In this article, we explore some easy calculations that you can do to aid you in comparing the values of leasehold properties.
If you are deciding between buying 2 leasehold properties in a similar location, calculate the
Implied comparable PSF of the older property = Asking PSF of the older property x Remaining years on the lease of the newer property / Remaining years on the lease of the older property
and compare it with the current market value PSF of the newer property. You can use the current asking PSF or the last transacted PSF of the most comparable unit in the newer development as a proxy.
Let’s use Lutheran Towers and The Siena which are both leasehold condominiums at Tan Kim Cheng road as an example.
Lutheran Towers has a 103 lease from 1974 and The Siena has a 99 year lease from 2013.
The lowest asking price of a 1950 sqft flat in Lutheran Towers is S$1.8m or S$923 psf. The Implied comparable PSF is S$923 x 94/59 = S$1,471 compared to the last transacted PSF of S$2,174 for The Siena.

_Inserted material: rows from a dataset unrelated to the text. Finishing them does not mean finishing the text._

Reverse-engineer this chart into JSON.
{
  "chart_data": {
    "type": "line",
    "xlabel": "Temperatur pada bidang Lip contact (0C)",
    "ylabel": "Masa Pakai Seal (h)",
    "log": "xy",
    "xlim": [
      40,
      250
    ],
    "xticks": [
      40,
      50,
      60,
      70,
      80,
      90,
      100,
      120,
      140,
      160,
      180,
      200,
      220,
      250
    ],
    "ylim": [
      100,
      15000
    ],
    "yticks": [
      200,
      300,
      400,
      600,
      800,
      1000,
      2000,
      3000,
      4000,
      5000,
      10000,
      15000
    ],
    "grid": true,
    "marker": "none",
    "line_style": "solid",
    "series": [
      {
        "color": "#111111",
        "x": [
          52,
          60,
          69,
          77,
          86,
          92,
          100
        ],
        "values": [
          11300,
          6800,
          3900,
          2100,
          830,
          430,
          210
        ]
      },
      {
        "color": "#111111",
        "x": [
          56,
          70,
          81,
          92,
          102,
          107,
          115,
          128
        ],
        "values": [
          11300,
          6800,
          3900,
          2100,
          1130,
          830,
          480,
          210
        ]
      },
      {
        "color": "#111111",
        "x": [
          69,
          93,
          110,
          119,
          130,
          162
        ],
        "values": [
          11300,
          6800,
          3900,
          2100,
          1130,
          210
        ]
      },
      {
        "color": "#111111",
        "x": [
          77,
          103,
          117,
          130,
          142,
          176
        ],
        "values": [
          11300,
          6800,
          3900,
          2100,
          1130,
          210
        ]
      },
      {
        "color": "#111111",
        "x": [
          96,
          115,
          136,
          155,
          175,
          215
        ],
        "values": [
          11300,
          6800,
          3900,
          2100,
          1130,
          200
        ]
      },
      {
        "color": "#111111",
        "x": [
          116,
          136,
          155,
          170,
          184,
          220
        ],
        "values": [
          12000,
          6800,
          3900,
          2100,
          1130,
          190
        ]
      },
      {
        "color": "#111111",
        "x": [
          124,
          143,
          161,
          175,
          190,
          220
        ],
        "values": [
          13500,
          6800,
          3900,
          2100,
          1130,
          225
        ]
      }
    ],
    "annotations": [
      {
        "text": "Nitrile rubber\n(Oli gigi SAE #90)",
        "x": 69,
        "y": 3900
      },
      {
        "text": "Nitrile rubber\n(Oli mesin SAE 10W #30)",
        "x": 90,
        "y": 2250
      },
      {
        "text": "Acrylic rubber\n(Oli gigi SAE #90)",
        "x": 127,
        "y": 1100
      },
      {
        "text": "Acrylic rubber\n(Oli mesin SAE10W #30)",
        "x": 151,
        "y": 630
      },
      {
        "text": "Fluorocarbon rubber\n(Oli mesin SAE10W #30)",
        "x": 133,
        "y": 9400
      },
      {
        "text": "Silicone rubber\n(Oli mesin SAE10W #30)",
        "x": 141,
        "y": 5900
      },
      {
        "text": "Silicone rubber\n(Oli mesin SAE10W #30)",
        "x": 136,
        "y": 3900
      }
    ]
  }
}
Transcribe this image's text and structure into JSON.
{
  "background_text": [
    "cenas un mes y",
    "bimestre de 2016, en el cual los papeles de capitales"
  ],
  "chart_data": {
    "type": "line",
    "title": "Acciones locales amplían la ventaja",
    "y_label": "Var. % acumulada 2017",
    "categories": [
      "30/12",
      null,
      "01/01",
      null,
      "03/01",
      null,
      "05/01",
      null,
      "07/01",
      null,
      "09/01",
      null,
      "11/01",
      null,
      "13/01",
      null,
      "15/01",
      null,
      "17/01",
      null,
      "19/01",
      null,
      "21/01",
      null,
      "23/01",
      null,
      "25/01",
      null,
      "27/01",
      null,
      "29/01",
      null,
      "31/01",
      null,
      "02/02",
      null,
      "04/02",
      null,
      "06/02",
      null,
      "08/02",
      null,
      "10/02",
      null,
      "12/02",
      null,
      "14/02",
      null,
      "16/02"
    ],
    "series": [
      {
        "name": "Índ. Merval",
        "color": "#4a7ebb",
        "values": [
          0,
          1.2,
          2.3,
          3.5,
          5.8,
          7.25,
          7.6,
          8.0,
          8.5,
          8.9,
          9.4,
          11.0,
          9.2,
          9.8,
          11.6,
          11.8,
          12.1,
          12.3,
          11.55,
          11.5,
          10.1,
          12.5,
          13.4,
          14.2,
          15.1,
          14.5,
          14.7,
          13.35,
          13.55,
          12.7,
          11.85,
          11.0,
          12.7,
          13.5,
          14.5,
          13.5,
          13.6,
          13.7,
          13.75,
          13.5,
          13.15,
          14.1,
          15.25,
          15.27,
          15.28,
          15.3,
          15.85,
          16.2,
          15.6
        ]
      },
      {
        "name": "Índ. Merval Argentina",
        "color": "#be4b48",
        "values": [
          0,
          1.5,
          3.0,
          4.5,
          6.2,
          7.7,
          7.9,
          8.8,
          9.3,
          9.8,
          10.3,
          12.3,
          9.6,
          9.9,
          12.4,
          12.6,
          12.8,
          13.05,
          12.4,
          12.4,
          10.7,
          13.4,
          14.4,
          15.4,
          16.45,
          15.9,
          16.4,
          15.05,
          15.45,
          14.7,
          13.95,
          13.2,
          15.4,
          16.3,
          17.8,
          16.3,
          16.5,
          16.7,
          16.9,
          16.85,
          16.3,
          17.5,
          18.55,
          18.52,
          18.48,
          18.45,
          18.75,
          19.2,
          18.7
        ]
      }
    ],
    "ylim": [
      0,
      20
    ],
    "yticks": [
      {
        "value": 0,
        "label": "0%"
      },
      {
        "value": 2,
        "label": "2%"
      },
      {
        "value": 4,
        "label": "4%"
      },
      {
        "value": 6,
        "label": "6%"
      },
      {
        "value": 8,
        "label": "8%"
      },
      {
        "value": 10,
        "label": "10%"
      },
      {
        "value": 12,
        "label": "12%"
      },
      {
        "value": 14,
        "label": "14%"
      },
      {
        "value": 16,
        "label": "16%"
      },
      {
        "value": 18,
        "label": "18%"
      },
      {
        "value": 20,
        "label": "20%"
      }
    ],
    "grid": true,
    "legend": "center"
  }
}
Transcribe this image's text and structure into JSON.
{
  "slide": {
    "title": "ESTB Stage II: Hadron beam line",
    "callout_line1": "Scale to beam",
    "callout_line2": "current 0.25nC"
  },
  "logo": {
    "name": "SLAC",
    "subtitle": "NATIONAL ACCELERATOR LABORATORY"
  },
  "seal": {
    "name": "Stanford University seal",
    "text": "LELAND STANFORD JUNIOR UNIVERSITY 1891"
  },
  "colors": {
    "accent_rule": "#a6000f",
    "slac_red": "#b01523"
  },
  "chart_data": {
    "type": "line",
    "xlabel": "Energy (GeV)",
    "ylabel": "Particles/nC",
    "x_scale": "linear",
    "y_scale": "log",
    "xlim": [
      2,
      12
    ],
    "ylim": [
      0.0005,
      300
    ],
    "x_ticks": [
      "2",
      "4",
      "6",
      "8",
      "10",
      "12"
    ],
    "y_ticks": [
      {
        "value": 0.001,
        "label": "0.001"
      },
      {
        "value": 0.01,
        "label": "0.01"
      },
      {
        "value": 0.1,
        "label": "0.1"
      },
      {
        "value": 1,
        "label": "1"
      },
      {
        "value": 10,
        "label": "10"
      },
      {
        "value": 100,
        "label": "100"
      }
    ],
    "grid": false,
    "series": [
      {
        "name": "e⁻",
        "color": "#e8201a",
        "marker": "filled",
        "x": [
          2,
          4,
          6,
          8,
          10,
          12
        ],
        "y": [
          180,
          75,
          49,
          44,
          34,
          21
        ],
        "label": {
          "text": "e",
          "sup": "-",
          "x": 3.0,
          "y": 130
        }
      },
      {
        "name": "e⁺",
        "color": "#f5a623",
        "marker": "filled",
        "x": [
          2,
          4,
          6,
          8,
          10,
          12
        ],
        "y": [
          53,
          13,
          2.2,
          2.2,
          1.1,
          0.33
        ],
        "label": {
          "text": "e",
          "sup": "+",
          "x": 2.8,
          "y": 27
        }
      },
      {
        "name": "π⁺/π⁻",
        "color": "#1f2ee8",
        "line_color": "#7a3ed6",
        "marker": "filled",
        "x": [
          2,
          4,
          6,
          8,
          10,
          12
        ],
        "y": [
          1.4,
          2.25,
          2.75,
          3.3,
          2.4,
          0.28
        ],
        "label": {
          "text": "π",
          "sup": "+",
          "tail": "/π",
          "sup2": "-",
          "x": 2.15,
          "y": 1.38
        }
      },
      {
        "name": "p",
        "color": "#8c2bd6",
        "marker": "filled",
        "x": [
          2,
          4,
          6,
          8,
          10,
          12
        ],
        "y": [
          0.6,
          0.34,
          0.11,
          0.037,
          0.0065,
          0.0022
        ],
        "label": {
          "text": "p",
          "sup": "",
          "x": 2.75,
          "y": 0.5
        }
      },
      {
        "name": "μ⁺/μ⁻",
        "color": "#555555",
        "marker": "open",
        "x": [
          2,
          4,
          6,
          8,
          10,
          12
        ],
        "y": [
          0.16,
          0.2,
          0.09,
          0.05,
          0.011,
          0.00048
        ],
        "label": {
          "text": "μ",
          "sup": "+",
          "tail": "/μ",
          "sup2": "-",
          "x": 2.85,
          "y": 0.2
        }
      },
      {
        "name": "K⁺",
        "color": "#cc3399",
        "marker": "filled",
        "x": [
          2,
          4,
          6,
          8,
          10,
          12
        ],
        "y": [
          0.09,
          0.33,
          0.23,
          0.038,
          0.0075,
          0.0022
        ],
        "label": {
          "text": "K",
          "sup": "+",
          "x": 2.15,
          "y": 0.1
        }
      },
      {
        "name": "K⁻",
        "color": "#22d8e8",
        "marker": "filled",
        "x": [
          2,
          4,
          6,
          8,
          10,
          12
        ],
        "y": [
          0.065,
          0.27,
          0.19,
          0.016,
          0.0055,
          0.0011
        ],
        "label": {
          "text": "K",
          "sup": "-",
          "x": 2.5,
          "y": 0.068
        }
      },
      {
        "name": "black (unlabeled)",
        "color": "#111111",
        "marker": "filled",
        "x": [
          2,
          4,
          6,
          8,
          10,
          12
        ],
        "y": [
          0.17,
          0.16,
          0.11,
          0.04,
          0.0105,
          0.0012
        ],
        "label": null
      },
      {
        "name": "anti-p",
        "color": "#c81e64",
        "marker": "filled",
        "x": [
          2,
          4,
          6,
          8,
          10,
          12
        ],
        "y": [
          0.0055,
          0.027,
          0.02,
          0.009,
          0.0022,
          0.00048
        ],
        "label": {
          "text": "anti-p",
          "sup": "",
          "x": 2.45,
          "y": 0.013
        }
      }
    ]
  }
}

There are a few ways to interpret these figures. If you feel that the quality and the facilities of the Siena justify the 33% premium, then The Siena might be a better buy for you. However, if the Implied comparable PSF of Lutheran Towers is higher or just slightly lower than the current market value PSF of The Siena, then it may imply that the asking price of Lutheran Towers is too high as it is a much older development with hardly any facilities. In this case, you may want to negotiate the pricing with the seller. If you feel that S$1,471 PSF will not allow you to buy any properties near Tan Kim Cheng road, you may feel that Lutheran Towers still offers good value for the location although it only has about 59 years left on the lease.
If you are deciding between renting or buying the same leasehold property, compare the
Total mortgage instalments over the loan instalment period vs. the Total monthly market rate rental until your expected death
Clearly, people buy their own properties for their own reasons which may be due to family, sense of home, not wanting to rent from others or other reasons. However, from a pure financial standpoint, the monthly mortgage instalments might be much higher than the monthly rentals, especially for private properties.
By paying off a 99-year leasehold property in 25-30 years, you are essentially prepaying the remaining lease period of 60-70 years for your descendants during your lifetime. If you do not care about leaving an inheritance for your descendants, renting might reduce your financial burden by removing the need for the high upfront deposit and reducing your monthly property-related outflows.